My Christmas traditions are mainly German with some Mexican (the mangers and cod ) and American (fruitcake!!!!) thrown in there. Long story short my mom grew very close to the US, my grandpa was even born there, but never requested the nationality. Yet my mom with her Mexican and American side gave way to my Father during Christmas making our Christmas much his.

So my Christmas is very different from the one of my country. And I am so very very grateful that my mom promoted that we celebrate in the manner of my father and not her own.

So we celebrate Advent each Sunday. The part I love most about the whole Christmas season.

We get together before it darkens and sit by the Advent wreath and eat and enjoy each other companies. We listen to traditional German music and anjoy a quiet time among the busy season as a family. Just being.

We bake cookies all November. Lebkuchen, Spice cookies and buy Stollen (the German cake for Christmas) that respresents the sleeping Child. We eat Glühwein (warm wine with spices) and eat the cookies that we baked in November.

We watch the candles light the darkness and reflect on the true meaning of Christmas and Advent.

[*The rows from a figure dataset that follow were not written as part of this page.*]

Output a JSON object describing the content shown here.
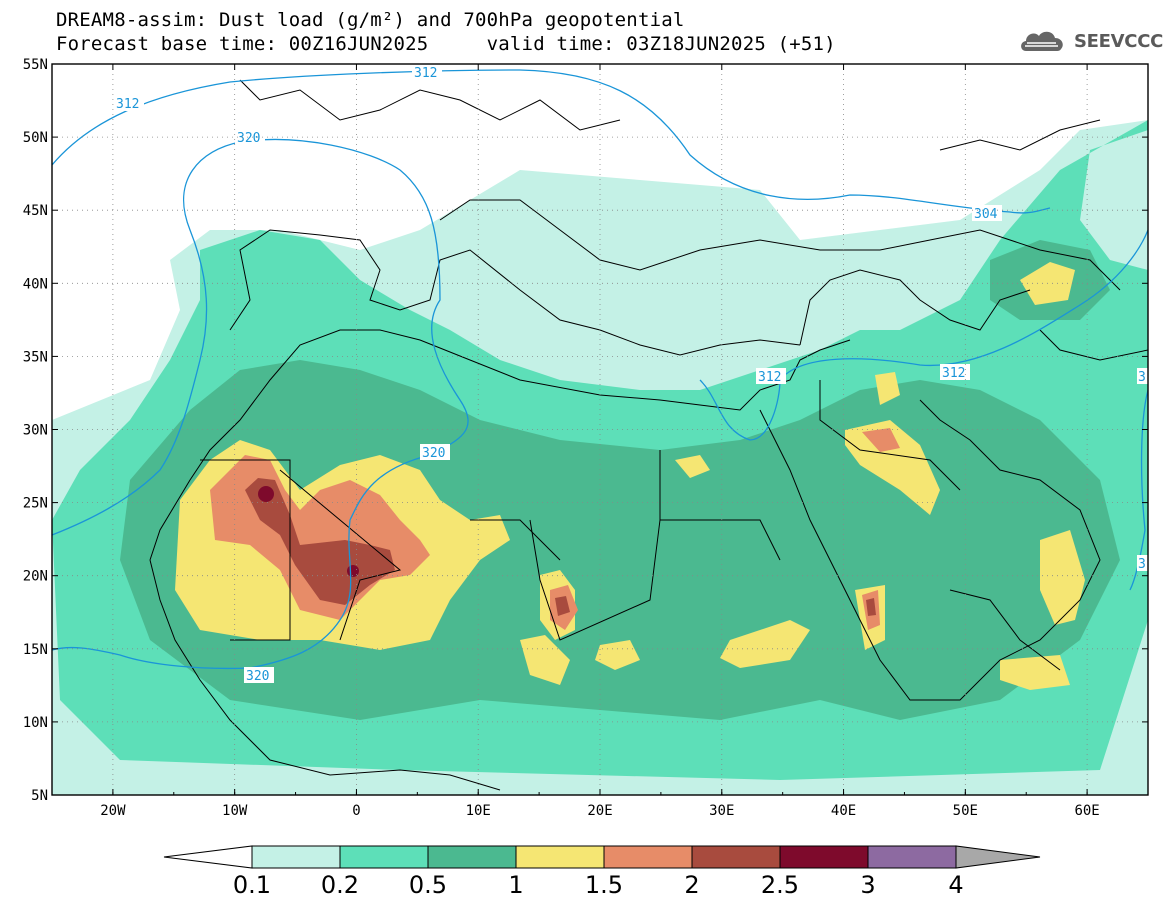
{
  "title": {
    "line1": "DREAM8-assim: Dust load (g/m²) and 700hPa geopotential",
    "line2": "Forecast base time: 00Z16JUN2025     valid time: 03Z18JUN2025 (+51)"
  },
  "logo": {
    "text": "SEEVCCC",
    "icon": "cloud-icon"
  },
  "axes": {
    "lat_labels": [
      "55N",
      "50N",
      "45N",
      "40N",
      "35N",
      "30N",
      "25N",
      "20N",
      "15N",
      "10N",
      "5N"
    ],
    "lon_labels": [
      "20W",
      "10W",
      "0",
      "10E",
      "20E",
      "30E",
      "40E",
      "50E",
      "60E"
    ]
  },
  "contours": {
    "labels": [
      "312",
      "312",
      "320",
      "304",
      "312",
      "312",
      "320",
      "320",
      "3",
      "3"
    ]
  },
  "colorbar": {
    "labels": [
      "0.1",
      "0.2",
      "0.5",
      "1",
      "1.5",
      "2",
      "2.5",
      "3",
      "4"
    ],
    "colors": [
      "#c4f1e6",
      "#5ddfb8",
      "#4bb990",
      "#f5e673",
      "#e78c68",
      "#a84b3e",
      "#7e0a2c",
      "#8d6aa1",
      "#a8a8a8"
    ]
  },
  "colors": {
    "contour_line": "#1a95d8",
    "dust_0_1": "#c4f1e6",
    "dust_0_2": "#5ddfb8",
    "dust_0_5": "#4bb990",
    "dust_1": "#f5e673",
    "dust_1_5": "#e78c68",
    "dust_2": "#a84b3e",
    "dust_2_5": "#7e0a2c"
  }
}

So in this busy season of year end budgets, crazy Christmas shopping, parties and bright lights....

My heart only wishes for my Father´s Christmas. A quiet light in the middle of the darkness in silence.

And I wish this for my children so very much.


  1. So neat about the different traditions, thanks for sharing! Praying for you!

  2. I loved reading this. What special memories you have. My dad lived in Germany when he was in the Air Force so he loves anything and everything to do with Germany. Hugs and I will pray for your Christmas wish.

  3. At this moment, my eyes are filling with tears and I, too, am wishing for your father's Christmas. Thank you for allowing us to feel as if we were there. Blessed Advent!

  4. You are a fascinating and amazing lady! Your life and your family are so beautiful. Thank you!!

  5. What a beautiful tradition Eloisa. I am so hurried during this season, I LONG for a quiet simple ways to celebrate this holy season of waiting and I might have to steal your German tradition!!!!

    I love the tradition of Las Posadas...I read a book to my students every year by my favorite author Tomie de Paola called "Las Posadas" and we make a manger scene.

  6. Beautiful, beautiful post.

    I am part German too and although my family didn't so much celebrate this side - we tended towards celebrating at least in the food category my Norwegian side, there is something that goes to the core of my being in my need for silence and stillness and beauty, the soft, yet hard beauty of a crisp winter day where the countryside is forceably silenced with a blanket of white snow. (We received such a blanket this weekend and it is so breathtaking). I think this comes from the German / Scandinavian in me and I love it. Thank you for this beautiful reflection and Frohliche Weihnachten!

  7. This gave me goose bumps!! SO beautiful. Your children will be so blessed to share these special traditions with you.